A Recurrent Neural Network Demo
Copyright Mike Fairbank 2005
In this demo, a pre-trained recurrent neural network controls a spacecraft. The objective is to use a range-finding scanner to find and fly to a landing pad.
During each time-step of the animation the neural-network decides in which direction to point the scanner and then receives the range as feedback. The neural network must use this information and combine it with its memory of past scan results to try to find the bottom of the V shaped landscape.
To run the demo, click the ‘Next’ button to start a flight in a new landscape, or ensure the “Auto” box is ticked.
Further Information
Each landscape is “V” shaped, with random location of the landing pad, and random gradients of the two sides. The landing pad is always the lowest point.
The neural network used in this demo has already been trained. As in the other demo, the sequence of landscapes is fixed (the pseudo-random numbers are seeded). It was trained on the first 500 flights (landscapes). Although not perfect, it has nearly mastered this task. And there is no noticeable degradation of performance on other landscapes that were not seen during training. I am amazed and delighted this problem has been solved at all.
It was trained on a reward function that rewards landing velocity, distance from landing pad, and fuel consumed.
Before the net was trained, it had no idea of the meaning of its inputs or outputs. For example it had no idea that the scanner input and outputs were in anyway special. It has just managed to notice for itself that there are correlations between scan results and reward it eventually obtains on landing! This is especially hard as there is a long time between the final reward and the early decisions.
Neural Network Structure (Recurrent Neural Network).
Because this task involves remembering previous scan directions and scan results, it uses a recurrent neural network. This type of neural network has some extra output units which are fed back in as inputs in the next time step. These are the recurrent “feedback units”. Using these, the neural network can remember information from the past to make decisions about the future.

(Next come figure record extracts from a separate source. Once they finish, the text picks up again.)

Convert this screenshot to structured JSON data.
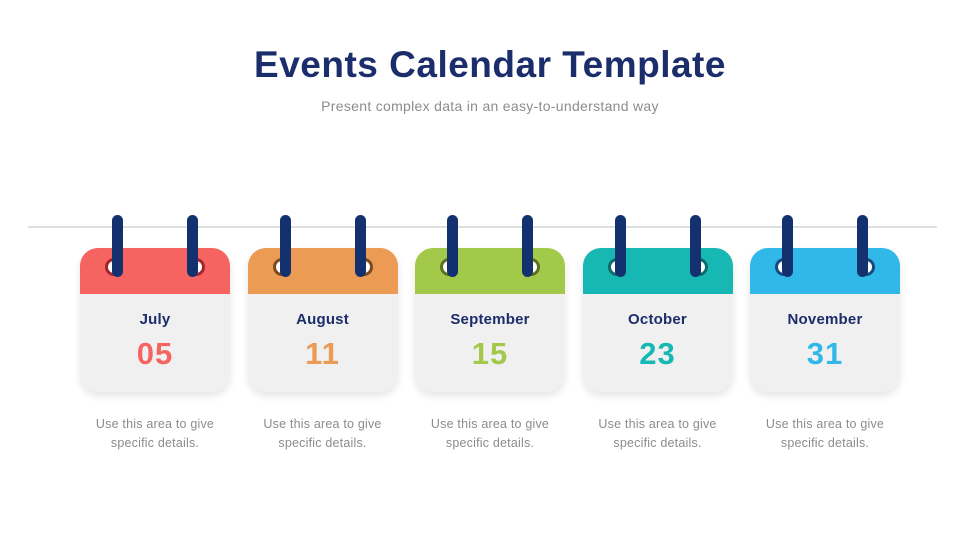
{
  "slide": {
    "title": "Events Calendar Template",
    "subtitle": "Present complex data in an easy-to-understand way"
  },
  "colors": {
    "navy": "#1C2D6B",
    "peg-navy": "#14316F",
    "line-gray": "#DFDFDF",
    "card-body": "#F0F0F1",
    "text-gray": "#8C8C8C",
    "background": "#FFFFFF"
  },
  "cards": [
    {
      "month": "July",
      "day": "05",
      "description": "Use this area to give specific details.",
      "accent": "#F56460",
      "ring": "#A3242A"
    },
    {
      "month": "August",
      "day": "11",
      "description": "Use this area to give specific details.",
      "accent": "#EB9B54",
      "ring": "#7C4A1F"
    },
    {
      "month": "September",
      "day": "15",
      "description": "Use this area to give specific details.",
      "accent": "#A3C94B",
      "ring": "#5C701F"
    },
    {
      "month": "October",
      "day": "23",
      "description": "Use this area to give specific details.",
      "accent": "#17B8B4",
      "ring": "#0F6B68"
    },
    {
      "month": "November",
      "day": "31",
      "description": "Use this area to give specific details.",
      "accent": "#30B8E8",
      "ring": "#174A7C"
    }
  ]
}
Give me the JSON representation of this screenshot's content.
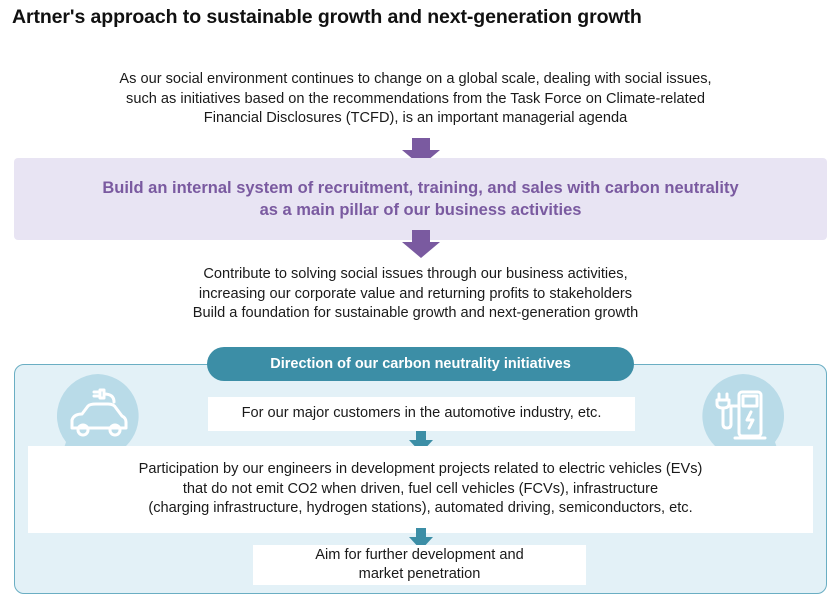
{
  "title": "Artner's approach to sustainable growth and next-generation growth",
  "intro": [
    "As our social environment continues to change on a global scale, dealing with social issues,",
    "such as initiatives based on the recommendations from the Task Force on Climate-related",
    "Financial Disclosures (TCFD), is an important managerial agenda"
  ],
  "pillar": [
    "Build an internal system of recruitment, training, and sales with carbon neutrality",
    "as a main pillar of our business activities"
  ],
  "contribute": [
    "Contribute to solving social issues through our business activities,",
    "increasing our corporate value and returning profits to stakeholders",
    "Build a foundation for sustainable growth and next-generation growth"
  ],
  "direction": {
    "heading": "Direction of our carbon neutrality initiatives",
    "customers": "For our major customers in the automotive industry, etc.",
    "participation": [
      "Participation by our engineers in development projects related to electric vehicles (EVs)",
      "that do not emit CO2 when driven, fuel cell vehicles (FCVs), infrastructure",
      "(charging infrastructure, hydrogen stations), automated driving, semiconductors, etc."
    ],
    "aim": [
      "Aim for further development and",
      "market penetration"
    ]
  },
  "icons": {
    "left": "electric-car-icon",
    "right": "charging-station-icon"
  },
  "colors": {
    "purple_arrow": "#7a5aa0",
    "pillar_text": "#7a5aa0",
    "pillar_bg": "#e8e4f3",
    "teal": "#3c8ea6",
    "panel_bg": "#e3f1f7",
    "bubble": "#b9dbe8"
  }
}
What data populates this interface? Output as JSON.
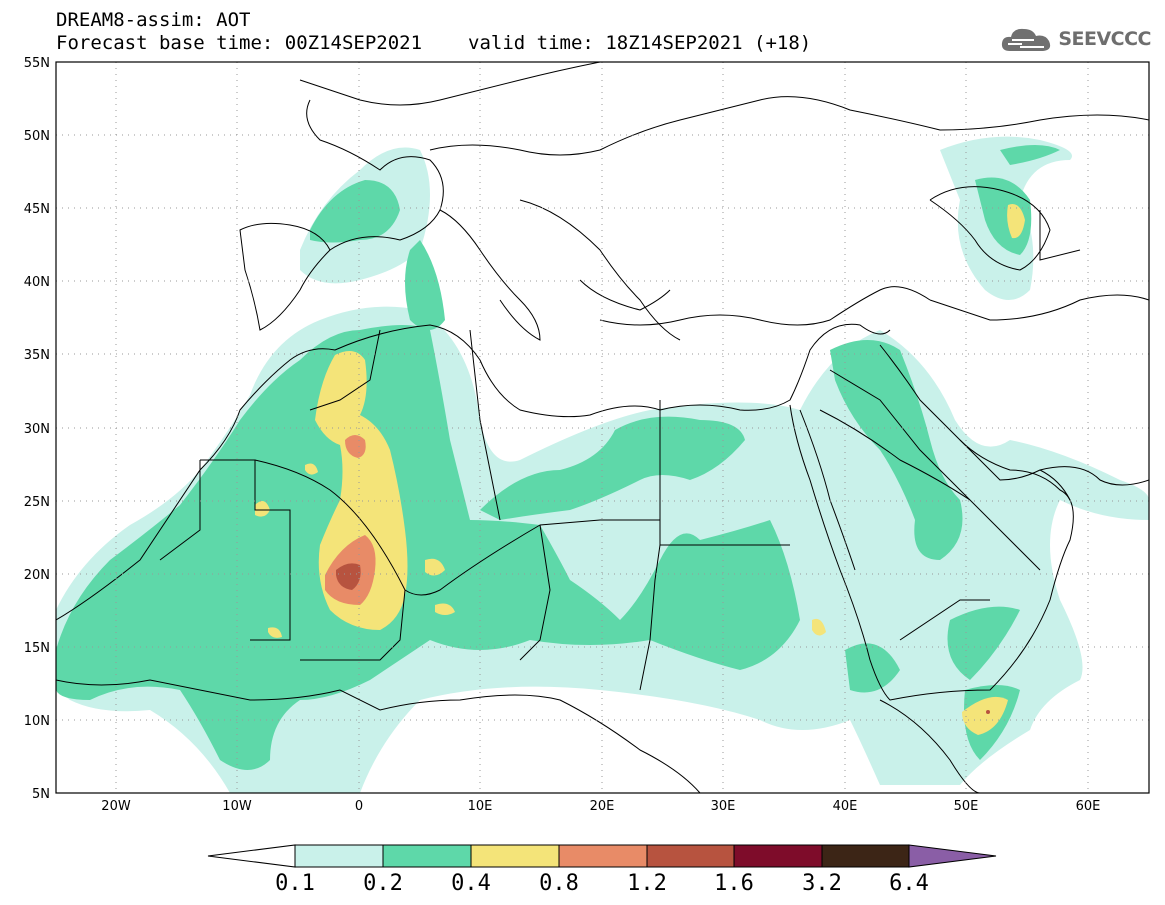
{
  "header": {
    "title": "DREAM8-assim: AOT",
    "base_time": "Forecast base time: 00Z14SEP2021",
    "valid_time": "valid time: 18Z14SEP2021 (+18)"
  },
  "logo": {
    "text": "SEEVCCC",
    "icon": "cloud-icon"
  },
  "map": {
    "lat_labels": [
      "55N",
      "50N",
      "45N",
      "40N",
      "35N",
      "30N",
      "25N",
      "20N",
      "15N",
      "10N",
      "5N"
    ],
    "lon_labels": [
      "20W",
      "10W",
      "0",
      "10E",
      "20E",
      "30E",
      "40E",
      "50E",
      "60E"
    ],
    "lon_range": [
      -25,
      65
    ],
    "lat_range": [
      5,
      55
    ],
    "grid": "dotted",
    "region": "North Africa, Middle East and Europe"
  },
  "colorbar": {
    "levels": [
      "0.1",
      "0.2",
      "0.4",
      "0.8",
      "1.2",
      "1.6",
      "3.2",
      "6.4"
    ],
    "colors": [
      "#c9f1ea",
      "#5ed8a9",
      "#f4e479",
      "#e88b67",
      "#b7533f",
      "#7e0c2a",
      "#3c2516",
      "#8a5ea6"
    ],
    "under_color": "#ffffff"
  }
}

The neural network has the following outputs:
Thrust (0 to 1).
Rotation (-1 to +1).
Direction to scan in
Several feedback output units to be fed back in as inputs into the next time-step.
The neural network has the following inputs:
Velocity (x and y components).
Orientation.
Fuel remaining.
The range found by the last scan.
The feedback input units that receive input directly from the feedback output units of the previous time-step.

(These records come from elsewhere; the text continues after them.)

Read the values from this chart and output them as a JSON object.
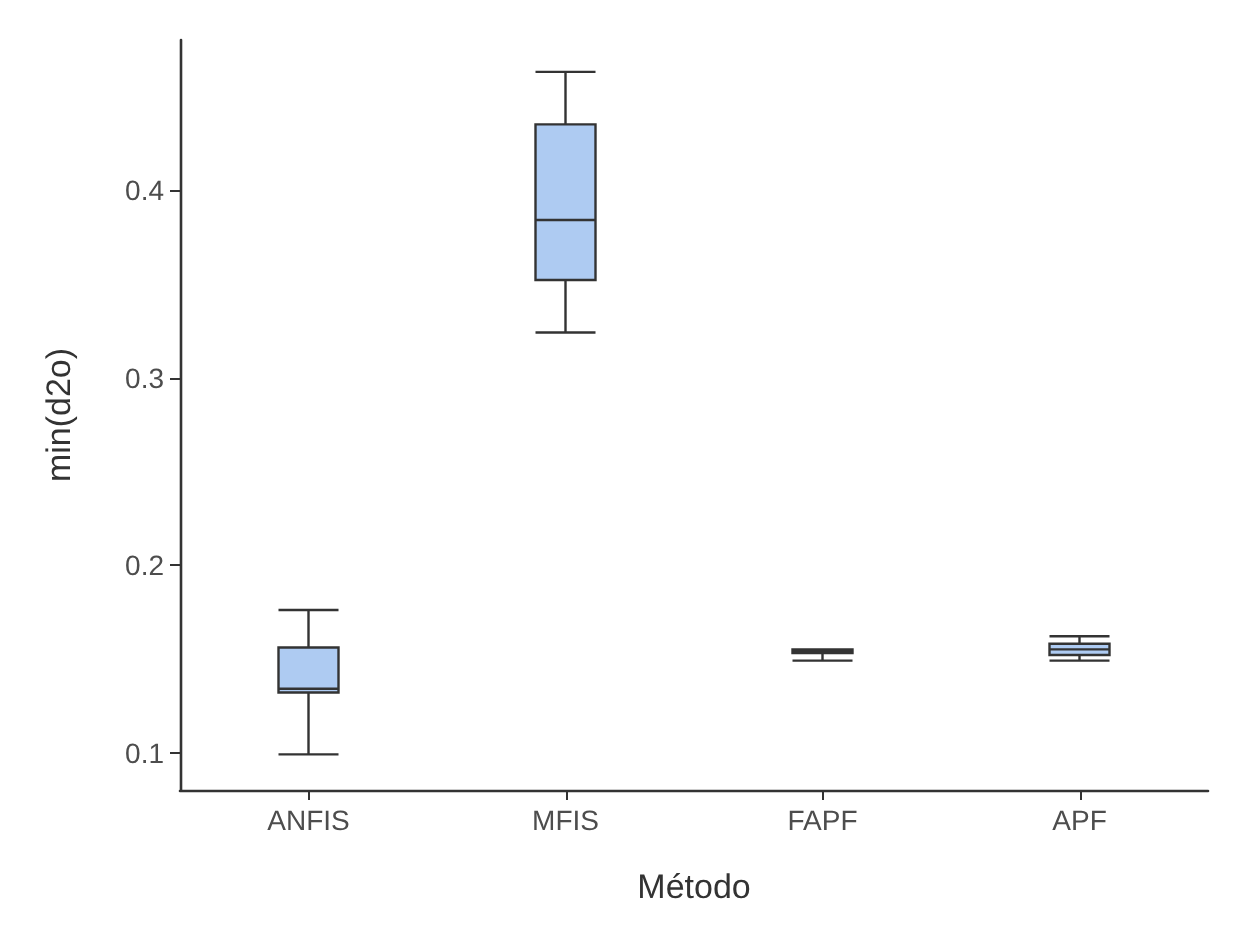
{
  "chart_data": {
    "type": "box",
    "xlabel": "Método",
    "ylabel": "min(d2o)",
    "categories": [
      "ANFIS",
      "MFIS",
      "FAPF",
      "APF"
    ],
    "series": [
      {
        "color": "#aecbf2",
        "boxes": [
          {
            "low": 0.099,
            "q1": 0.132,
            "median": 0.134,
            "q3": 0.156,
            "high": 0.176
          },
          {
            "low": 0.324,
            "q1": 0.352,
            "median": 0.384,
            "q3": 0.435,
            "high": 0.463
          },
          {
            "low": 0.149,
            "q1": 0.153,
            "median": 0.154,
            "q3": 0.155,
            "high": 0.155
          },
          {
            "low": 0.149,
            "q1": 0.152,
            "median": 0.155,
            "q3": 0.158,
            "high": 0.162
          }
        ]
      }
    ],
    "ylim": [
      0.08,
      0.48
    ],
    "yticks": [
      0.1,
      0.2,
      0.3,
      0.4
    ],
    "grid": false
  }
}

Note that the position is not an input to the neural net. This means it has to rely entirely on the scans to calculate its position.

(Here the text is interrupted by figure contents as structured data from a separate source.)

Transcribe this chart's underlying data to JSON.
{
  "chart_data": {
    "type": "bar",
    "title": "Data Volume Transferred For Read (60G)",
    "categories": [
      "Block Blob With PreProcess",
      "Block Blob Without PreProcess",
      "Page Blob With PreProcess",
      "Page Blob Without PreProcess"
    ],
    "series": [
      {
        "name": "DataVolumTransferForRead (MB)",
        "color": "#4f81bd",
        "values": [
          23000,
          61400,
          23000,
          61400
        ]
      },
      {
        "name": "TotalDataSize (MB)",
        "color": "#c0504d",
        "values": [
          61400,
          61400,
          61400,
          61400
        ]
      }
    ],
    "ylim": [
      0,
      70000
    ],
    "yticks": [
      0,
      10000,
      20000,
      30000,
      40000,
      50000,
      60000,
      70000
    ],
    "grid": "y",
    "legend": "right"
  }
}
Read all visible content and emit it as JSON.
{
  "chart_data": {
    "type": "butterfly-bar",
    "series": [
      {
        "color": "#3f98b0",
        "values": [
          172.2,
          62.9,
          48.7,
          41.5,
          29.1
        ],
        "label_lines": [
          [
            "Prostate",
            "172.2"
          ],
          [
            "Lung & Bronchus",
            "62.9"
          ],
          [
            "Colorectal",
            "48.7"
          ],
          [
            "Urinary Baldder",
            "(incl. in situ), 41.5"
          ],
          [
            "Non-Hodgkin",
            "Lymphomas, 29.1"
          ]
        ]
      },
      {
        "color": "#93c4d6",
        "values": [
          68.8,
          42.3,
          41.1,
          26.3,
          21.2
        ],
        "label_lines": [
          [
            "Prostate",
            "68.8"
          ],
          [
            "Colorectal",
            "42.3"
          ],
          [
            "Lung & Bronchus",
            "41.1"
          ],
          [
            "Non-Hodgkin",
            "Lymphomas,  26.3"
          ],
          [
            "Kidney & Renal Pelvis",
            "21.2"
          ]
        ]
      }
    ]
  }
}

There are no hidden layers in the neural net. All weights, inputs, outputs and activation functions are complex valued. I chose to use complex values to make any rotational symmetries more easily apparent.
Recurrent Nets
Recurrent neural networks are difficult to train, in my opinion, because data passes through them many times, and therefore any small change to the weights could have large repercussions to the final output. This problem makes smooth learning difficult. Because there are many (e.g. approximately 30) time-steps in this animation, data is passing through the network 30 times and it is therefore as difficult as training a 30*n-layer neural network.